Yeah, I'm not talking about him. "I have some news, by the way, but it's... complicated."

"I'm sure I can keep up."

"Alright, but I don't understand all of it myself yet."

"Just tell me."

"Eden told me she met a demon years ago." I drag my palm over the mossy ground. "What she didn't tell me was that he got her pregnant. Her baby was stillborn, or she thought it was, but her mother took the baby and—"

"It was our mother?" she says.

"How did you guess so quickly?"

"I just knew what you were going to say, and it explains your aura."

"What about it?"

"Yours is descended from Eden's. So is mine. Then again..." She shakes herself out of an almost daze. "Auras aren't always reliable."

"I saw an aura," I say. "At the funeral. It was around everyone."

"A group aura," she says. "I saw it too."

"What do the colours mean?"

"What colours did you see?"

"Pink and blue, like blossom and sky."

"Same. At funerals, people open their hearts and become strong in their vulnerability. It's a pure sort of reverence."

"Right, so it's a group feeling. So, if they were an angry mob instead?"

"A red mist," she says. "But red also signifies health. It's not always bad."

I read that in Seeing Rainbows. "Could Amy see auras?"

"Yes. Father said so."

"So, if Amy's father was a demon...?"

"It makes her a cambion. They often have magical powers." She drifts away, deep in thought. "Merlin was a cambion."

"Merlin?

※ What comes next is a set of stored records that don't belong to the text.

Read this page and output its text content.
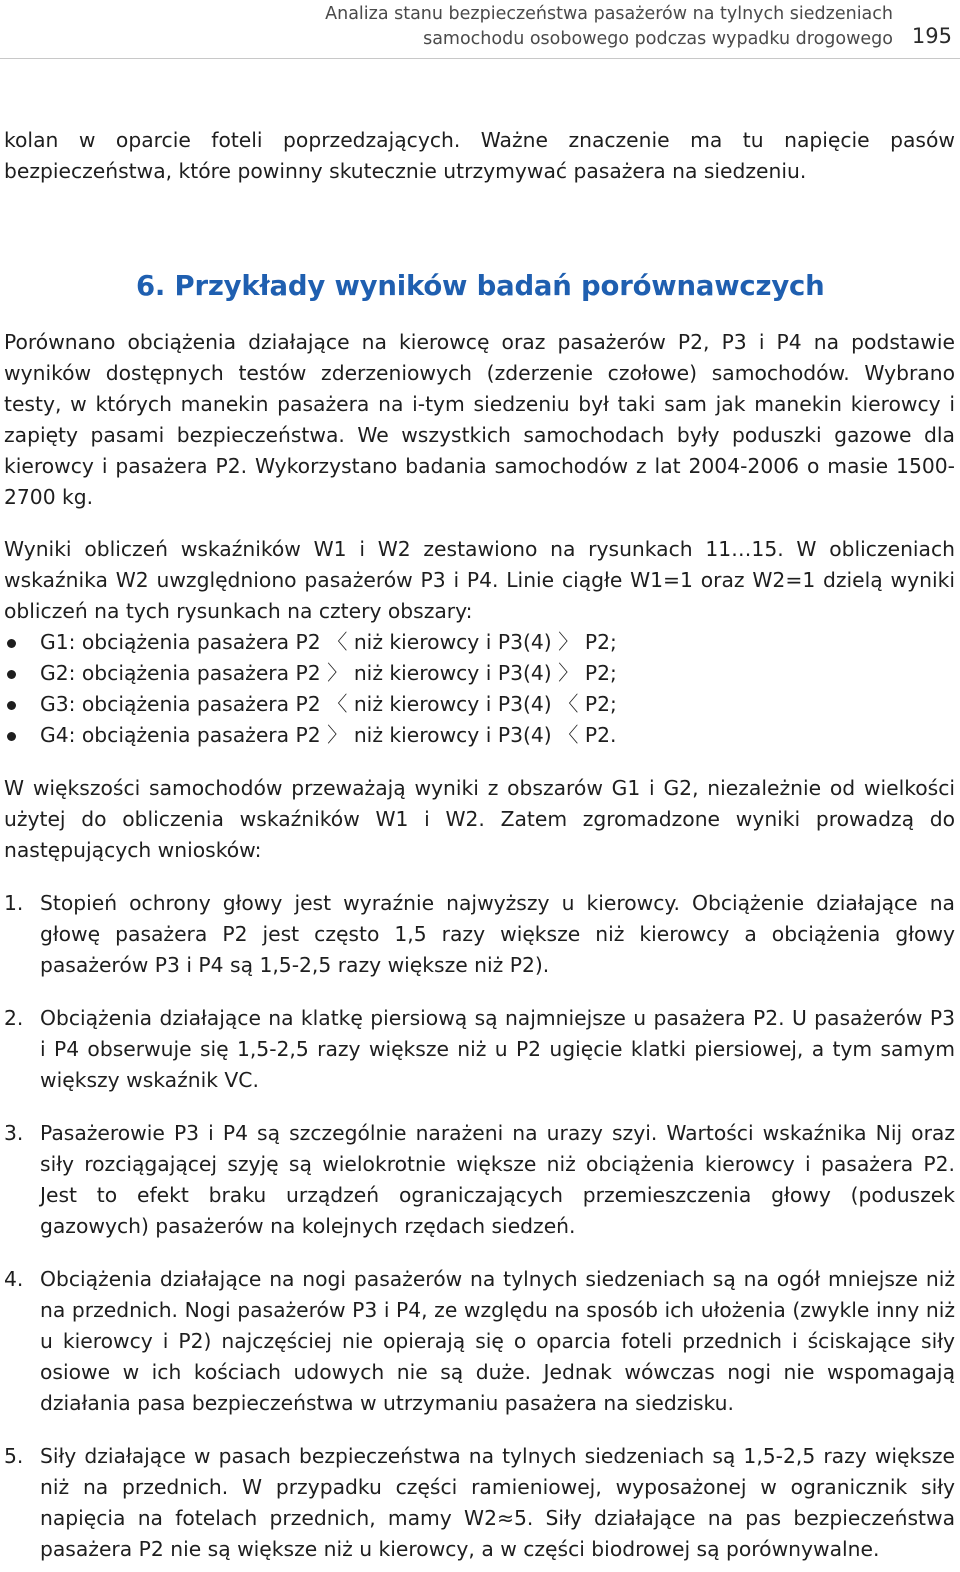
Analiza stanu bezpieczeństwa pasażerów na tylnych siedzeniach
samochodu osobowego podczas wypadku drogowego 195

kolan w oparcie foteli poprzedzających. Ważne znaczenie ma tu napięcie pasów bezpieczeństwa, które powinny skutecznie utrzymywać pasażera na siedzeniu.

6. Przykłady wyników badań porównawczych

Porównano obciążenia działające na kierowcę oraz pasażerów P2, P3 i P4 na podstawie wyników dostępnych testów zderzeniowych (zderzenie czołowe) samochodów. Wybrano testy, w których manekin pasażera na i-tym siedzeniu był taki sam jak manekin kierowcy i zapięty pasami bezpieczeństwa. We wszystkich samochodach były poduszki gazowe dla kierowcy i pasażera P2. Wykorzystano badania samochodów z lat 2004-2006 o masie 1500-2700 kg.

Wyniki obliczeń wskaźników W1 i W2 zestawiono na rysunkach 11…15. W obliczeniach wskaźnika W2 uwzględniono pasażerów P3 i P4. Linie ciągłe W1=1 oraz W2=1 dzielą wyniki obliczeń na tych rysunkach na cztery obszary:

G1: obciążenia pasażera P2 〈 niż kierowcy i P3(4) 〉 P2;
G2: obciążenia pasażera P2 〉 niż kierowcy i P3(4) 〉 P2;
G3: obciążenia pasażera P2 〈 niż kierowcy i P3(4) 〈 P2;
G4: obciążenia pasażera P2 〉 niż kierowcy i P3(4) 〈 P2.

W większości samochodów przeważają wyniki z obszarów G1 i G2, niezależnie od wielkości użytej do obliczenia wskaźników W1 i W2. Zatem zgromadzone wyniki prowadzą do następujących wniosków:

1. Stopień ochrony głowy jest wyraźnie najwyższy u kierowcy. Obciążenie działające na głowę pasażera P2 jest często 1,5 razy większe niż kierowcy a obciążenia głowy pasażerów P3 i P4 są 1,5-2,5 razy większe niż P2).
2. Obciążenia działające na klatkę piersiową są najmniejsze u pasażera P2. U pasażerów P3 i P4 obserwuje się 1,5-2,5 razy większe niż u P2 ugięcie klatki piersiowej, a tym samym większy wskaźnik VC.
3. Pasażerowie P3 i P4 są szczególnie narażeni na urazy szyi. Wartości wskaźnika Nij oraz siły rozciągającej szyję są wielokrotnie większe niż obciążenia kierowcy i pasażera P2. Jest to efekt braku urządzeń ograniczających przemieszczenia głowy (poduszek gazowych) pasażerów na kolejnych rzędach siedzeń.
4. Obciążenia działające na nogi pasażerów na tylnych siedzeniach są na ogół mniejsze niż na przednich. Nogi pasażerów P3 i P4, ze względu na sposób ich ułożenia (zwykle inny niż u kierowcy i P2) najczęściej nie opierają się o oparcia foteli przednich i ściskające siły osiowe w ich kościach udowych nie są duże. Jednak wówczas nogi nie wspomagają działania pasa bezpieczeństwa w utrzymaniu pasażera na siedzisku.
5. Siły działające w pasach bezpieczeństwa na tylnych siedzeniach są 1,5-2,5 razy większe niż na przednich. W przypadku części ramieniowej, wyposażonej w ogranicznik siły napięcia na fotelach przednich, mamy W2≈5. Siły działające na pas bezpieczeństwa pasażera P2 nie są większe niż u kierowcy, a w części biodrowej są porównywalne.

Like... Merlin?"

She does her how-can-we-be-related face. "Yes, Violet. Merlin of Arthurian legend."

"He was real?"

"Of course, he was real."

"I thought he was just a myth."

"How it works is this: if, with our rational brains, we can make sense of it, we call it science. If we can't, and our brains deem it too illogical, we call it mythology or magic and become blind to its reality."